The other excellent book is Why Evolution is True by Jerry Coyne. Read it. Similar to the above it is clear, concise and cuts to the heart of the intelligent design flaws.

Also, Darwin's own Origin of Species is surprisingly readable if a little lengthy. Oh, and it's free on Kindle.

Better yet, if you run into an intelligent design person you might ask them if they've read any of these or what they have read about evolution. Be prepared for a 'no' and a bunch of arguments of incredulity. Remember, just because due to someone's lack of education, they can't 'imagine' something doesn't make it impossible. In fact, if you want an argument using incredulity? Due to my having made it through a couple of college degrees and being a skeptic I can't imagine a deity that somehow builds creatures using magic. Which is more 'incredulous'?

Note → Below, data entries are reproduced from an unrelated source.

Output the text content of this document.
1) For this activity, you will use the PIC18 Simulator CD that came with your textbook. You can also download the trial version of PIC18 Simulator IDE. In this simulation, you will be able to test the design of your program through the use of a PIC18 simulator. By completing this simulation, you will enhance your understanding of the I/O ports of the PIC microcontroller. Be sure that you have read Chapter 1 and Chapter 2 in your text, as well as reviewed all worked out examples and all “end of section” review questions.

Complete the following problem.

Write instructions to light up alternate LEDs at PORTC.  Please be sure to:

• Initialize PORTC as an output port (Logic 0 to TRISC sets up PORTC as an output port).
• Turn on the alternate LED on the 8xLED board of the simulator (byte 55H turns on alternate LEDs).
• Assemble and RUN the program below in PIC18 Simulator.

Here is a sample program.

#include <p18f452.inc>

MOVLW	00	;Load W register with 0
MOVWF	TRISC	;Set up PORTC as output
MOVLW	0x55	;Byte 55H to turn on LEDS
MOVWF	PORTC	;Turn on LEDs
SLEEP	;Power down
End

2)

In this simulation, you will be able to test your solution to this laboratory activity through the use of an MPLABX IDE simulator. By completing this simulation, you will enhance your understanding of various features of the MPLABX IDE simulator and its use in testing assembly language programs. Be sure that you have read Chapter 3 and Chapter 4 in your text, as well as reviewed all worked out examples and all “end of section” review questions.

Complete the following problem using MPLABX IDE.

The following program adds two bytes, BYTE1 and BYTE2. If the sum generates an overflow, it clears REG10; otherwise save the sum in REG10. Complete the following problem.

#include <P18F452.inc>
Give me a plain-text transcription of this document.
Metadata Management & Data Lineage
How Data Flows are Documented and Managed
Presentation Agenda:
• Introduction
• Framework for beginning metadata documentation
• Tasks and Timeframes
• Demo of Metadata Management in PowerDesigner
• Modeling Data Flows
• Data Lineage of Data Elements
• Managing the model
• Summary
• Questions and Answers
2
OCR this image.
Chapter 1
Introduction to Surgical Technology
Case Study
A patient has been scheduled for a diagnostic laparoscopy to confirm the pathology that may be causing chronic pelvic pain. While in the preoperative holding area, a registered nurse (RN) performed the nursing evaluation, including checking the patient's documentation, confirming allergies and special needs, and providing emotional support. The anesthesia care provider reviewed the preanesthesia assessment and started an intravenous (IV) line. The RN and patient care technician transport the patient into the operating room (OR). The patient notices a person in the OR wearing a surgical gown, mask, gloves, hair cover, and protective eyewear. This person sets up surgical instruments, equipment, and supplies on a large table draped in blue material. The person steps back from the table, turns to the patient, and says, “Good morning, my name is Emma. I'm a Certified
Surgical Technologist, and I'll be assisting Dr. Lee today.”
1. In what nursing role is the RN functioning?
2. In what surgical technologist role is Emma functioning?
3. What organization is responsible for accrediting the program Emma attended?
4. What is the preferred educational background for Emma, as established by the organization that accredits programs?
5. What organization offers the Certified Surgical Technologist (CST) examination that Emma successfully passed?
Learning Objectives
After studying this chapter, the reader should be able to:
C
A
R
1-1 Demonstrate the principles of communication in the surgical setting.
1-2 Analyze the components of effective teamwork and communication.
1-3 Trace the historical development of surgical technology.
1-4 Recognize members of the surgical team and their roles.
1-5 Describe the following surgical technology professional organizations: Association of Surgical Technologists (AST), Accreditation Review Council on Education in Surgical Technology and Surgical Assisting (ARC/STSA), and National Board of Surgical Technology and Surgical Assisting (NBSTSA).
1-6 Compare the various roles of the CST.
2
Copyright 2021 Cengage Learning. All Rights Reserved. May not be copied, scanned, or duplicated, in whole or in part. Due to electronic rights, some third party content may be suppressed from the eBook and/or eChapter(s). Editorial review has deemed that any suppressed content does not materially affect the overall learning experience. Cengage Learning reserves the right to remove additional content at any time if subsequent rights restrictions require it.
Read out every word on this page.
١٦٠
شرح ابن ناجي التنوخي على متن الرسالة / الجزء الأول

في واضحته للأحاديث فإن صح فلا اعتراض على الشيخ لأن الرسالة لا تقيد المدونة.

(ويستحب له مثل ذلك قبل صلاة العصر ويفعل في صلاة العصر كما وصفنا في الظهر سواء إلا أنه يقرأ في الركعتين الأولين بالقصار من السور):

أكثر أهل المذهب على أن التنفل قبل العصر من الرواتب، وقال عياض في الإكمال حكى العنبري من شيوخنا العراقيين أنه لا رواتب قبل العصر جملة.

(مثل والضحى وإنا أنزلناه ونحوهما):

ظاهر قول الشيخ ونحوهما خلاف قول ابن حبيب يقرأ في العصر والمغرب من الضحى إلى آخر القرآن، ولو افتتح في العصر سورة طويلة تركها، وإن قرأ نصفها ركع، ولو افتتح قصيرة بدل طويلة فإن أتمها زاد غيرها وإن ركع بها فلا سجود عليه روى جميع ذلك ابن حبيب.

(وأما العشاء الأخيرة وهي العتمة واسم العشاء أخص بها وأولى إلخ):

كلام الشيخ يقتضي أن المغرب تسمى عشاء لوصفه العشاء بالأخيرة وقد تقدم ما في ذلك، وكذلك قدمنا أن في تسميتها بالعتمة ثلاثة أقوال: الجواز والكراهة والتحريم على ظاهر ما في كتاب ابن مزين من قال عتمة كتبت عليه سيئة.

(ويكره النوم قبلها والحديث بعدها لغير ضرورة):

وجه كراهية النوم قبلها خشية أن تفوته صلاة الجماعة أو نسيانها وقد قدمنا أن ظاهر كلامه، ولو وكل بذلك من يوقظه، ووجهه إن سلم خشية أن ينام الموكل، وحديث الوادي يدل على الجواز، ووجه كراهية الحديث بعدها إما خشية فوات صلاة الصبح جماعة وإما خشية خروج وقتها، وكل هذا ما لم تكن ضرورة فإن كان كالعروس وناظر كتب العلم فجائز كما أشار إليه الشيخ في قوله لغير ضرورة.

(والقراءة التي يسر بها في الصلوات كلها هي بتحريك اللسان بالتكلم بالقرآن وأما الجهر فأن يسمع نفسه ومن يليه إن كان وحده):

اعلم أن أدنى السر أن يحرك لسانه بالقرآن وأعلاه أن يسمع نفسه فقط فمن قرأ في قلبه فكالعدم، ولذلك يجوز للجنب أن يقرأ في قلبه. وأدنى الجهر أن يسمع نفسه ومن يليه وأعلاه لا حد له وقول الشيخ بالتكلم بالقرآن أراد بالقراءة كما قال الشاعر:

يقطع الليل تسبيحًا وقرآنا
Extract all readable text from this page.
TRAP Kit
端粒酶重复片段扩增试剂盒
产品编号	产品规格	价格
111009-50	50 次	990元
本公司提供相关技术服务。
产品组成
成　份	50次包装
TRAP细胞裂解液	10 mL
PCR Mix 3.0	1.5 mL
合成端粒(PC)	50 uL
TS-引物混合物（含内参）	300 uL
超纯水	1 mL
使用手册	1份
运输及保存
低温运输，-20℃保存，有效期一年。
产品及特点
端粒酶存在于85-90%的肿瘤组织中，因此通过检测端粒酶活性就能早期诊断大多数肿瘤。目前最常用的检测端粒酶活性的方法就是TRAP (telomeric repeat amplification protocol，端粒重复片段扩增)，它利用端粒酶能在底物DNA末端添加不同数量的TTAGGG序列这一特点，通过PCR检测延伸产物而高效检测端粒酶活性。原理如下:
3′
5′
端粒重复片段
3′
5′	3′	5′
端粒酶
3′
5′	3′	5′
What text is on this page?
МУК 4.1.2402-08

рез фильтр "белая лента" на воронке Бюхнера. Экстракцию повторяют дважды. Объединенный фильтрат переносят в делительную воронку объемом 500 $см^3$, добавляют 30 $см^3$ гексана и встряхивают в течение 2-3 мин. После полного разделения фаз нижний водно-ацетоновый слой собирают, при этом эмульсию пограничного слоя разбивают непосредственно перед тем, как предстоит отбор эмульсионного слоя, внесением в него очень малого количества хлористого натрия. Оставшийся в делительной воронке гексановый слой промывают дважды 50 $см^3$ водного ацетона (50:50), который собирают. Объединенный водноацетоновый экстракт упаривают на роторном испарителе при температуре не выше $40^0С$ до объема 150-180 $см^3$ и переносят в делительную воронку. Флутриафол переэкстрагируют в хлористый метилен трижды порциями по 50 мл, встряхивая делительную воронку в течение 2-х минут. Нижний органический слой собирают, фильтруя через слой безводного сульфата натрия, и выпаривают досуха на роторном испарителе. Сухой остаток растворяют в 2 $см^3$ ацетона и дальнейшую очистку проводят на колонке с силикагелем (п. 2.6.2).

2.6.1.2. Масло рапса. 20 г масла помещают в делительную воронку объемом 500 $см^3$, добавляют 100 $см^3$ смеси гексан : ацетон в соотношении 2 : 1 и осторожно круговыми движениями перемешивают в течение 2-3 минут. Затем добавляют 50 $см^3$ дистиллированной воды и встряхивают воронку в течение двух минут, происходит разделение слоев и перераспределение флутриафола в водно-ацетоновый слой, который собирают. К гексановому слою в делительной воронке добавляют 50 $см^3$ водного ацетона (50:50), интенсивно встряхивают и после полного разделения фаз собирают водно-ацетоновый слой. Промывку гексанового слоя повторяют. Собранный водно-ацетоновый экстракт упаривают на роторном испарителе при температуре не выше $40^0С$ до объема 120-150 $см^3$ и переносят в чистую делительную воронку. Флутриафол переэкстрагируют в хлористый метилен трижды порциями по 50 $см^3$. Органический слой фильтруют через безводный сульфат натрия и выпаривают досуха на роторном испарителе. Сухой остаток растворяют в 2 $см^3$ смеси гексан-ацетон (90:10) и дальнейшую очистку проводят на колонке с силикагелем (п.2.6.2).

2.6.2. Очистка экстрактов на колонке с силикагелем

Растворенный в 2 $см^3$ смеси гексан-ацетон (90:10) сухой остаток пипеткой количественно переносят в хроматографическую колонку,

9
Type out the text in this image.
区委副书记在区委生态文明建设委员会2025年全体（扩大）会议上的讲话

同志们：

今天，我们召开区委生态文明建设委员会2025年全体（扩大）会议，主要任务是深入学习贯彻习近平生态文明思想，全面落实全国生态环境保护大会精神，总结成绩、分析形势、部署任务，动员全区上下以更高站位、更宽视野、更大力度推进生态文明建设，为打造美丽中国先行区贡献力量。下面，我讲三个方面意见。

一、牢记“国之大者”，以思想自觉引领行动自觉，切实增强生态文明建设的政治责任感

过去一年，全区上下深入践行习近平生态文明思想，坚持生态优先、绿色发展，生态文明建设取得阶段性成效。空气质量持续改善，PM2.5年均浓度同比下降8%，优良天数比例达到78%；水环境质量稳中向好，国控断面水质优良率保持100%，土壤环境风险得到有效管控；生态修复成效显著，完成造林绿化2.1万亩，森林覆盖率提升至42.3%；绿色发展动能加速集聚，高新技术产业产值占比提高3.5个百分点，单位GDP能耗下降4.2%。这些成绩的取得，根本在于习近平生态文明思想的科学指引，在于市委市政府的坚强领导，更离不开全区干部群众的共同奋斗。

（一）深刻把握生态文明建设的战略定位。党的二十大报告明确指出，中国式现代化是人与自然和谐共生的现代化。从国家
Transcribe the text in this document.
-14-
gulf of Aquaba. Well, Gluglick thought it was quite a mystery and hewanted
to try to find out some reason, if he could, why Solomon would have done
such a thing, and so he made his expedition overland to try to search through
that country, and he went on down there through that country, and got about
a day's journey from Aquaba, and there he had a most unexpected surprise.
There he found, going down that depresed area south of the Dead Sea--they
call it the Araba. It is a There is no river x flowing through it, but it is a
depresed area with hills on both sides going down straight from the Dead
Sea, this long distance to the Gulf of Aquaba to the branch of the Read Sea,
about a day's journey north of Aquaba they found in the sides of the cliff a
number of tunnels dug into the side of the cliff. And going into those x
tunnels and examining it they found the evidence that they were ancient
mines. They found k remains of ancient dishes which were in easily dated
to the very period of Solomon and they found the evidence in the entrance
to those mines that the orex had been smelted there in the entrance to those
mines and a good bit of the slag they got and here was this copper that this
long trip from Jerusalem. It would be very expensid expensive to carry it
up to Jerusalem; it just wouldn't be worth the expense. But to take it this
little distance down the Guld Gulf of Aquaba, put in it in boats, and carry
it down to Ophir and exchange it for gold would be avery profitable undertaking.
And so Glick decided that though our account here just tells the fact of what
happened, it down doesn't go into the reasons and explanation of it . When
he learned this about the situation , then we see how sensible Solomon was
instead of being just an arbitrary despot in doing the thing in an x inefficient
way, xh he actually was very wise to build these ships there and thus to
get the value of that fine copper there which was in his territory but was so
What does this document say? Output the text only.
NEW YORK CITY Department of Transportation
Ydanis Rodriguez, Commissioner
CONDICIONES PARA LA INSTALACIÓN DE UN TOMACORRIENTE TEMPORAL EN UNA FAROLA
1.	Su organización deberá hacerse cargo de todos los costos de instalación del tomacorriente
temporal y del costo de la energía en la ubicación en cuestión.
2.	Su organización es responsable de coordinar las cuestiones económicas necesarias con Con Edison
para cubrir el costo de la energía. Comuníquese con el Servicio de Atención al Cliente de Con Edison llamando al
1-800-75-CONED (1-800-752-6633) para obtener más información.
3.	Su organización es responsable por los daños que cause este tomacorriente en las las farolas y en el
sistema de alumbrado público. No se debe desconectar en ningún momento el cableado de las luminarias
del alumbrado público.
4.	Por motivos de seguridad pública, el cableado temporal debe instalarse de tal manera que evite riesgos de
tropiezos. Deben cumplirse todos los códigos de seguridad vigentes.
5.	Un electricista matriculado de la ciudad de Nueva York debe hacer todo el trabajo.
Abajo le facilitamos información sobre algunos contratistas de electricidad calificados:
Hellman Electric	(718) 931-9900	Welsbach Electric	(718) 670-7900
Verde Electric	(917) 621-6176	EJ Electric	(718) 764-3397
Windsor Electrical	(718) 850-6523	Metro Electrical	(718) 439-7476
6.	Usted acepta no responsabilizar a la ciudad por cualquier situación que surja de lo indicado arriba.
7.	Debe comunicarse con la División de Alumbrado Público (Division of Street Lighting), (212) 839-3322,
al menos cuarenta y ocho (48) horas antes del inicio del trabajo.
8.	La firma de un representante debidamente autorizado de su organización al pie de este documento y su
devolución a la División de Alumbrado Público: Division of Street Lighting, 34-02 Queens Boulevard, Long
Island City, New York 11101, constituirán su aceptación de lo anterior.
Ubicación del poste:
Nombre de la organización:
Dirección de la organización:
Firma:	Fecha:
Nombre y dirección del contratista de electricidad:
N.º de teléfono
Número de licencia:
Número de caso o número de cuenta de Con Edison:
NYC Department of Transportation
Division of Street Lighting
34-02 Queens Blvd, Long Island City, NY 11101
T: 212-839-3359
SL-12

I swear to Newton, if I had a kid in school in Tennessee I would move and move NORTH. In true Atlas Shrugged style, what if all the smart people (there must be some) left Tennessee?

Sunday, April 08, 2012

Another Miracle

A navy jet recently crashed into an apartment building. It being mid day no one was home and no one was killed. The pilots ejected as per their training. Then this quote from the governor:

“I think it’s an act of divine providence,” Virginia Gov. Bob McDonnell told the Virginian-Pilot newspaper.

Really? That's the first explanation that you can come up with? As if an explanation is even required. God saw to it to drive a plane into an apartment building but did so so that no one was killed. And his message was . . . . ? Or God was asleep at the helm and a plane was headed for the ground and at the last second God picked an apartment building with on one in it. This is the 'sorta-omnipotent' God.

Of course the obvious question by anyone with a brain is, if God is present for things like this why have the plane crash at all? Or why not have the plane just miss the apartment building and crash in the parking lot?

Why doesn't anyone come back on a statement like the governor's with a follow question or two? I'll tell you. Because we tip toe around statements of faith like that as if they are worth some extra respect and that is one of the small ways that myths continue to have life.

If the governor had said, " I think a giant squid stuck up a tentacle and pulled the jet down" he'd be driven from office within the month even though squids actually exist! We wouldn't respect or give the squid explanation ANY credence at all but we nod our heads and mumble something when someone says something equally stupid about 'divine providence'.